The story unfolds in a an unpredictable way and the flight is always better for flexibility rather than rigidity.  Of course, I hope there has been no vagueness about the fuel or the engineering.  But most of the human side is generative.  And we are more likely to chose an airline again when the interaction went well.

Give-and-take and management theory

Give-and-take is a difficult concept though.  Too often, in the management sciences we treat organizations as if they are the sum of individuals.  It is true that the interactions between individuals depends on the individuals.  I doubt Professor Stephen Hawking would find my thoughts on physics very stimulating, for example.

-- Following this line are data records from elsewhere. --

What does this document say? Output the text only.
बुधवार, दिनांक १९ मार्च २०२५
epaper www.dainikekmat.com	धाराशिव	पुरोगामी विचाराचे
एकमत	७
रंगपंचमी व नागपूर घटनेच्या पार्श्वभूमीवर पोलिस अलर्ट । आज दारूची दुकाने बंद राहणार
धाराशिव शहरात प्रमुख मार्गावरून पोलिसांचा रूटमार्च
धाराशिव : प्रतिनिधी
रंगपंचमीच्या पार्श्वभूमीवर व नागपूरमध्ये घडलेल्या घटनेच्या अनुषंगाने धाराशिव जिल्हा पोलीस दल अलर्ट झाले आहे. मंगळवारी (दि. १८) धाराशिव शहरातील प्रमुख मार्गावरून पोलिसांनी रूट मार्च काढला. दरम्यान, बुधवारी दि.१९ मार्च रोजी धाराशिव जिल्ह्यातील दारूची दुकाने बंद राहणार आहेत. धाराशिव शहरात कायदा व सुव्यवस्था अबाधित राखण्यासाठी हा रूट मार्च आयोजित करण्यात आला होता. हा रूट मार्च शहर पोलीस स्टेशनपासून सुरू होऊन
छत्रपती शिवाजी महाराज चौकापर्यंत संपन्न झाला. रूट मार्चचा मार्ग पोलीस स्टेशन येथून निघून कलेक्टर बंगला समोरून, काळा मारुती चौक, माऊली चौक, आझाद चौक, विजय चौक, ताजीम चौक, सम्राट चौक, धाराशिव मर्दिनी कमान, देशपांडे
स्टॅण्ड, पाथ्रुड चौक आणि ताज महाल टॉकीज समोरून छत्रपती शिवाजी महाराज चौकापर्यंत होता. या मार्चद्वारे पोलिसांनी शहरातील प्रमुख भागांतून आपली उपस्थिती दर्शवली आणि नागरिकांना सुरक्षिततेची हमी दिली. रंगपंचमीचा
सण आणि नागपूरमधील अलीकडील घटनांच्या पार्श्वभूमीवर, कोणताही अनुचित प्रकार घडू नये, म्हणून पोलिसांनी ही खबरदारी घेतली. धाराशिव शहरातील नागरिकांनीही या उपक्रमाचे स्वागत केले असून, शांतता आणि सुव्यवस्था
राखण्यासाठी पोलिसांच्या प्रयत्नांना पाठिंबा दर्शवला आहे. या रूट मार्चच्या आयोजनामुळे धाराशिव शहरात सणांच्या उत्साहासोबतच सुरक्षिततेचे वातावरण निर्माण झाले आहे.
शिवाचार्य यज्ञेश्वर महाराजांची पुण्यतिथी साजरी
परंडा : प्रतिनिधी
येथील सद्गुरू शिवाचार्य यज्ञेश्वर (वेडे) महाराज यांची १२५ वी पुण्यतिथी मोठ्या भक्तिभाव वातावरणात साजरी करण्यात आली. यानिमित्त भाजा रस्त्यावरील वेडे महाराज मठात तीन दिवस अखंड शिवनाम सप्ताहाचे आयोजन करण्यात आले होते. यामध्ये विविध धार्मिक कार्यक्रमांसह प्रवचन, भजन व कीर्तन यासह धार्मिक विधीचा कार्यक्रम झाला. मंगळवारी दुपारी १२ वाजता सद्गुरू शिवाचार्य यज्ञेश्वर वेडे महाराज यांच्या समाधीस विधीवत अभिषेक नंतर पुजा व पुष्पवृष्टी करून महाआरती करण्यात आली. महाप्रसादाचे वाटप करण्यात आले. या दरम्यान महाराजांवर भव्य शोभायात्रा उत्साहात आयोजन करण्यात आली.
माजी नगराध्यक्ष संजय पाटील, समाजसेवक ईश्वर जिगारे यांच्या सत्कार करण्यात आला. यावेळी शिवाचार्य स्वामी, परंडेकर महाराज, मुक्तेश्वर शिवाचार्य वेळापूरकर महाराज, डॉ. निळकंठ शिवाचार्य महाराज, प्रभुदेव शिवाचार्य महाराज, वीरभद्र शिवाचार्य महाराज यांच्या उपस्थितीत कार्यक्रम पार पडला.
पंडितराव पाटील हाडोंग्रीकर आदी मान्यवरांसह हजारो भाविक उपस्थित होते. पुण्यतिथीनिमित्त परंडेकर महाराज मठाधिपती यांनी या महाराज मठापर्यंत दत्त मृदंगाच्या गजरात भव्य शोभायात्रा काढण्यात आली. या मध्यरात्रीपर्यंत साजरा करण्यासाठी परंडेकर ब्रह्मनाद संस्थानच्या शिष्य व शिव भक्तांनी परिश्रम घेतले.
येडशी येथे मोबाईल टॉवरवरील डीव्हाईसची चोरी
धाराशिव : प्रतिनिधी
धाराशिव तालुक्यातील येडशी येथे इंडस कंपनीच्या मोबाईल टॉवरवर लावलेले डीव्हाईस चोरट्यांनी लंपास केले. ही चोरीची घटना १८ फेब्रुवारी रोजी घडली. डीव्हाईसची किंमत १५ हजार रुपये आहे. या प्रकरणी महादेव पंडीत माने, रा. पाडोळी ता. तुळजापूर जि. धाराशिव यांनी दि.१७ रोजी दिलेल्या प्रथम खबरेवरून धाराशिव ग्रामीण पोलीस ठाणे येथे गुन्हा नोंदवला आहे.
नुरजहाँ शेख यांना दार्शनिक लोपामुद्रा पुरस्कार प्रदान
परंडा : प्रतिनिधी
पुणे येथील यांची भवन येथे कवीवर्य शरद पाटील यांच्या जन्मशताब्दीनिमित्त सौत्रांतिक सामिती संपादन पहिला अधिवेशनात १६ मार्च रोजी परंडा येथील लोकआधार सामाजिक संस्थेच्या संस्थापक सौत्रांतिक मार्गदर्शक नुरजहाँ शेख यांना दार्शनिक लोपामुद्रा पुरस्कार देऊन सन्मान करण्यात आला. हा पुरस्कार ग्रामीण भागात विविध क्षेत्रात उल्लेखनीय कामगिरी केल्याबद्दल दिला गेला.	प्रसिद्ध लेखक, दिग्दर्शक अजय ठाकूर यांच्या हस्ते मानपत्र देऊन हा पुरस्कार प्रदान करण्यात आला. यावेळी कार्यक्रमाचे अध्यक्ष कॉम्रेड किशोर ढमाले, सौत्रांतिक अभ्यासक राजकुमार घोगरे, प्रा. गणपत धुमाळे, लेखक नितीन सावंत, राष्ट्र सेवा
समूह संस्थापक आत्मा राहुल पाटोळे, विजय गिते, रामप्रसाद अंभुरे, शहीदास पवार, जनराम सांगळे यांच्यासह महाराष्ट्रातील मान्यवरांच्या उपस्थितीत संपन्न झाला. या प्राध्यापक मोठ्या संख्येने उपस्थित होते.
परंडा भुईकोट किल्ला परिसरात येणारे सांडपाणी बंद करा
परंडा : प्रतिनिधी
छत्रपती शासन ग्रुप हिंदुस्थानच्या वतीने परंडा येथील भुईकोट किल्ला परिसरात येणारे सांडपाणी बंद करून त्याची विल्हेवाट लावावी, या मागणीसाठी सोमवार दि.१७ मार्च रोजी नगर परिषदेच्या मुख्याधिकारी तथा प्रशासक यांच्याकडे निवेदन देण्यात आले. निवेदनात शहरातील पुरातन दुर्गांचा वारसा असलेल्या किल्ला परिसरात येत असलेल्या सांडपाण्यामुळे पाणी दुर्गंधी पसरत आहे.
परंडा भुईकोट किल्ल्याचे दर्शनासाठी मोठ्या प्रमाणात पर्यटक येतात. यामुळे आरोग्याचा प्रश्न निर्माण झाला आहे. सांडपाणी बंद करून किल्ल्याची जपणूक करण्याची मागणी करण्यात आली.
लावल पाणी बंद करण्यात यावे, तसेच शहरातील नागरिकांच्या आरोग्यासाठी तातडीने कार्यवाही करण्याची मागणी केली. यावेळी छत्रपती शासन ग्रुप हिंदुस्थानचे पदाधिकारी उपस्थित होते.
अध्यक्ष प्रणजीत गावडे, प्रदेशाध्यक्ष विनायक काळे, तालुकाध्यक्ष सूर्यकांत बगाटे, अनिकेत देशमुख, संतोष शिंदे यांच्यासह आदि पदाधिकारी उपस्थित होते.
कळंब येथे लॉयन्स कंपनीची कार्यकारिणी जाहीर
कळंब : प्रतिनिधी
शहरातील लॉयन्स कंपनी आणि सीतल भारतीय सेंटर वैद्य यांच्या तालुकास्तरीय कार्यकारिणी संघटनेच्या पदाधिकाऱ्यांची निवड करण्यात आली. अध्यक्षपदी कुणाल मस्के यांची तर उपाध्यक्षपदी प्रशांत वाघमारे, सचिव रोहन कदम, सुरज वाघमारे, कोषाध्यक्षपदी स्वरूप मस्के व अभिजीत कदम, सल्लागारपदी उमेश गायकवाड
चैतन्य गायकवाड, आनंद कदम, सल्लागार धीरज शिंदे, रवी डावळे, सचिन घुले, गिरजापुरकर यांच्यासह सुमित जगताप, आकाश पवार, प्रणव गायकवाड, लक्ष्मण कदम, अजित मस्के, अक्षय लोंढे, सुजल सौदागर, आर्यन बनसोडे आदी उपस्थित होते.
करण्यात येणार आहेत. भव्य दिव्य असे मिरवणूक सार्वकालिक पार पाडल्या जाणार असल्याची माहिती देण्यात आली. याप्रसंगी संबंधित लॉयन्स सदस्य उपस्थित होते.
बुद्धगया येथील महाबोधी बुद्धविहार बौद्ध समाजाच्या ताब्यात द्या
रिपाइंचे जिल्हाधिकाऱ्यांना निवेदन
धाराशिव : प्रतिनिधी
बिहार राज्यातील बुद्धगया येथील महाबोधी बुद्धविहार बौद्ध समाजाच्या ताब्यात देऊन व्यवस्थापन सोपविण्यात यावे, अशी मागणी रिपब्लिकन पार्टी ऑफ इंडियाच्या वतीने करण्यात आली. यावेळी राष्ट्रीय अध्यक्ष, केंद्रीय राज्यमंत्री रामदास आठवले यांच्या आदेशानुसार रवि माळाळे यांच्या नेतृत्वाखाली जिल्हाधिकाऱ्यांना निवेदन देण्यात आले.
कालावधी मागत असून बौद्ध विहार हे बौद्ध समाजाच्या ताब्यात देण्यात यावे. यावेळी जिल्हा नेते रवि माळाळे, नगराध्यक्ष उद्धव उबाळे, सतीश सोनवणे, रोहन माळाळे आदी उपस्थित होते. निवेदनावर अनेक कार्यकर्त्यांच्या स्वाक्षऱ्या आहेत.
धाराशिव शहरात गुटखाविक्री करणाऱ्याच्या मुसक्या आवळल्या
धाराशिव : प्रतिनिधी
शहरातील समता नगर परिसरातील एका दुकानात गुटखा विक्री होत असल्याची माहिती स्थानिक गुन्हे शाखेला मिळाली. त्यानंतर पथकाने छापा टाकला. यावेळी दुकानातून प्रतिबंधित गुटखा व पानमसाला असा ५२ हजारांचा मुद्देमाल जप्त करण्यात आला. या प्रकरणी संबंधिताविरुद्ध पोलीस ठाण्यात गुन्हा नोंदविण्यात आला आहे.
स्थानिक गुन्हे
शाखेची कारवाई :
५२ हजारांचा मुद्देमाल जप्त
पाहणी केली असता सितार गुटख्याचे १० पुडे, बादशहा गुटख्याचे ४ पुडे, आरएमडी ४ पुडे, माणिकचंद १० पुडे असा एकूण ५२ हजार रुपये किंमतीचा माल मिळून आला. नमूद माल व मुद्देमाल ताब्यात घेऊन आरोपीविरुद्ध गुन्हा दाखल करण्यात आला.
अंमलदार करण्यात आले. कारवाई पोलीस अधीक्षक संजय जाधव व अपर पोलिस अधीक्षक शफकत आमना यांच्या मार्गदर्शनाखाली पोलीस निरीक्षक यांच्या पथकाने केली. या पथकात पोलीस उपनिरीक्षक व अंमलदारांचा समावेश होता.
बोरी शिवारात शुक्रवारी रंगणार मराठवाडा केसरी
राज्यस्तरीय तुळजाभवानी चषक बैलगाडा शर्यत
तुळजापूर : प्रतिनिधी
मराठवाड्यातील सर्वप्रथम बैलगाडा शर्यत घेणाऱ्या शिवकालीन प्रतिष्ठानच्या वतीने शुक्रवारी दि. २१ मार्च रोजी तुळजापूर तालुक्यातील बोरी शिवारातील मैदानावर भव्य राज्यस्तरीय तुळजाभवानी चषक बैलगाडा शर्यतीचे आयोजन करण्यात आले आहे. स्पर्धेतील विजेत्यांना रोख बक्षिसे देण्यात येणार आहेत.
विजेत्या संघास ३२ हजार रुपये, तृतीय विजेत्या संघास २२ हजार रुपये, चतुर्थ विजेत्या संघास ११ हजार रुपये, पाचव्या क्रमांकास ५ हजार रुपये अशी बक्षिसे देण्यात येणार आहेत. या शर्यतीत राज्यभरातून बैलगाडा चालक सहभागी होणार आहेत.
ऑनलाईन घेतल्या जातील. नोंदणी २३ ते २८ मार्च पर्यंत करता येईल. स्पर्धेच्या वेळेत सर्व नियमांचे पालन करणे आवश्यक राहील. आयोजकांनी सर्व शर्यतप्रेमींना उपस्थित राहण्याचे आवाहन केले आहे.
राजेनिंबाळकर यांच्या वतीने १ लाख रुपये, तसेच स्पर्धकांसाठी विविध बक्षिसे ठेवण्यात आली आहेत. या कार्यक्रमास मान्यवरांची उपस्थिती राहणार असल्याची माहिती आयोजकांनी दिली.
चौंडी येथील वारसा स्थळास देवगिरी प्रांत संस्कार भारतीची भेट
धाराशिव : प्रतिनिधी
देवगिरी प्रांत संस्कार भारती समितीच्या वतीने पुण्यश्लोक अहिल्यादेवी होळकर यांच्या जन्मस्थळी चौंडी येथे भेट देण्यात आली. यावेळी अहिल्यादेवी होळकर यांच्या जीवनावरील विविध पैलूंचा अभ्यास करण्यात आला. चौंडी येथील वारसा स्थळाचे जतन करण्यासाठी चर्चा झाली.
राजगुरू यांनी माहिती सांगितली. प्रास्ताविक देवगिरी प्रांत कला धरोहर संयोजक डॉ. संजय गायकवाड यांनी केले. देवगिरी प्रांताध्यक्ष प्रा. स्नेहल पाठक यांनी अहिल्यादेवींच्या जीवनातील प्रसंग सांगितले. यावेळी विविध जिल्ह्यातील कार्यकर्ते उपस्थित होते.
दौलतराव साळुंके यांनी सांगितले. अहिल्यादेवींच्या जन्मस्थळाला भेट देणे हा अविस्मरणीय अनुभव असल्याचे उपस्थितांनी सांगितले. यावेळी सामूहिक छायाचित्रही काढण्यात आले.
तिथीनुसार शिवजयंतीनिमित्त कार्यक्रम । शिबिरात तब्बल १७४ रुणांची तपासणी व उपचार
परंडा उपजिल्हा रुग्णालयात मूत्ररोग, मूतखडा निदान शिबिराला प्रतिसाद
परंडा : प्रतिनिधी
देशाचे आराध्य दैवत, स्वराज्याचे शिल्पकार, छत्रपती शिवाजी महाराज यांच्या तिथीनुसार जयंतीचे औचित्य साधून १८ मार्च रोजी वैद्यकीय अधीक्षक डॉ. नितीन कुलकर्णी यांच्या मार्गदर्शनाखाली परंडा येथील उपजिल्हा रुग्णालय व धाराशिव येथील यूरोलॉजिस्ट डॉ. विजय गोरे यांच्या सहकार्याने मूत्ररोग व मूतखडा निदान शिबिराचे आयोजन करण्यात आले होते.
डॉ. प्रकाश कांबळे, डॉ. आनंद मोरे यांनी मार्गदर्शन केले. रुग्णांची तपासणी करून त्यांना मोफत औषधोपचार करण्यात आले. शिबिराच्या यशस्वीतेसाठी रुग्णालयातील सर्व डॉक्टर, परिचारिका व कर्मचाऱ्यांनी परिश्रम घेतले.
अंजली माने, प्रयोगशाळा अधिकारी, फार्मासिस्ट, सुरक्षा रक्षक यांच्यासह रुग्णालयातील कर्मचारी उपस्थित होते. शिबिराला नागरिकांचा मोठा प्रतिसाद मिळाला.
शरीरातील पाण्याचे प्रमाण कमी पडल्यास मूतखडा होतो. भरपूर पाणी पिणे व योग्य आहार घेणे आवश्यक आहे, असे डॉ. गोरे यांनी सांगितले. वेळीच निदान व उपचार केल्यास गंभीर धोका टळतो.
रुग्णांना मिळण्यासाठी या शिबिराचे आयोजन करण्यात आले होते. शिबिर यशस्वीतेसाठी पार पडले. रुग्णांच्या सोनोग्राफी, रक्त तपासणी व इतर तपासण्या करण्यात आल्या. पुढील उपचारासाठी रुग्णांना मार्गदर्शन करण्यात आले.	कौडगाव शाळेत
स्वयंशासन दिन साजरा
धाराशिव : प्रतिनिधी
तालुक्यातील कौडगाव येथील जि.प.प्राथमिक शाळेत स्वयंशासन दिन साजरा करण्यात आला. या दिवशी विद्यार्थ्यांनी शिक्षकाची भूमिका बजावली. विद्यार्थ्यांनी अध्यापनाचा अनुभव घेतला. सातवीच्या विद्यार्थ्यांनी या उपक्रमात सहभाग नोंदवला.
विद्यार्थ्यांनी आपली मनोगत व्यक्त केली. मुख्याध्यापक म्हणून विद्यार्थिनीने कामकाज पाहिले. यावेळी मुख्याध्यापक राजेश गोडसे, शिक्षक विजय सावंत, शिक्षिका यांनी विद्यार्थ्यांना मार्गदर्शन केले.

But after, all if the interaction of physicists wasn’t stimulating, then it wouldn’t really matter who was around him.

As it is much harder to stimulate and manage generative interactions than it is to find and hire people (buy their time), firms who understand interaction are likely to be the winners.  Brilliant people are probably better off in the company of less brilliant people who interact well than with other brilliant people who interact badly.

The practice of give-and-take

This is all theory though.  I didn’t want to lose my pithy little statement and this blog is my filing cabinet.  What I want to keep goes here.

Hope you find it food for thought.

If nothing else treasure the interactions you have with others.  Guided by their dreams, we grow stronger together.